DALIT'S HOUSE RAZED IN AMETHI Some upper caste members allegedly set ablaze two thatched houses, pulled down a dalit's house and roughed up a woman in a village in Amethi Lok Sabha constituency represented by Congress' Rahul Gandhi. Gaya Prasad, whose house in Dulapur village of Sultanpur district was pulled down on Sunday evening, has lodged a complaint with the police. A case was registered in the Mushiganj police station and senior civil and police officials have reached the spot. |
WATER KNOWS CASTE
In 1927, Dr. Ambedkar had to launch Mahad Struggle to establish Dalit right on common water resources. Situation since then has improved, but caste bias are still very strong. Recently in Chakwara, a dusty village, barely 50 kilometres from Jaipur, Rajasthan, witnessed turmoil over the issue of access to the common village pond. The pond and the steps leading to it (ghats) have been maintained over the years with state funds and village contributions, including the Dalits’ too. There was no reason but caste rules that treats them lower than the buffaloes and pigs which have access to the pond.

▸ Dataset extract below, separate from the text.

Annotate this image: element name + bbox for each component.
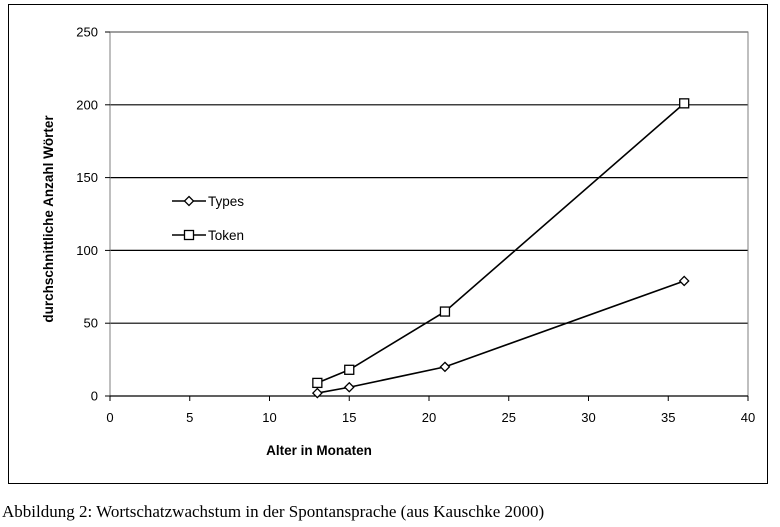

LOW CASTE SURVIVORS OF TSUNAMI DENIED FOOD AND WATER Thousands of low caste Indian "untouchables" are being denied food, water and shelter by higher castes in camps for tsunami survivors. Around 5,000 Dalits from the worst hit area south of Madras have been kept from aid agency water tanks and pushed to the back of long food queues. Fishermen from the higher Meenavar caste also turned the Dalits, who they employed as labourers before the tsunami, out of shelters, gave them leftovers to eat and prevented them from using lavatories. At one camp outside Nagapattinam, the Dalits were accused of polluting drinking water supplied by the United Nations and were told at another that biscuits being handed out were not for them. When the Dalits asked for food packages and clothes, they were pushed away and forced to sleep on a nearby road because upper caste women said they did not "feel safe" with them around. "There are no toilets here and the upper castes even prevent us from using the area which serves others as an open toilet," said V Vanith, a Dalit teenager. Dalits, a third of India's billion population, prop up its 3,000-year-old Hindu caste system, which is topped by Brahmans. A majority live below the poverty line and have no homes. They are associated with "unclean" jobs such as scavenging and cleaning lavatories and were involved in disposing of the bodies of many victims of the tsunami. |
CASTE IS EDUCATION
Not only in habitation or common property resources, this social segregation of Dalits is also maintained in education and business. In many parts of India, separate tea cups or water-glasses are maintained by the shopkeepers for Dalits and they are compelled to clean, while for others shop keepers clean themselves. Caste is practised in schools where Dalit children are compelled to sit separately. One girl, Dhanam lost her eye when she was beaten up by her teacher for taking drinking water by herself without waiting for the other caste fellow to serve her from the pot.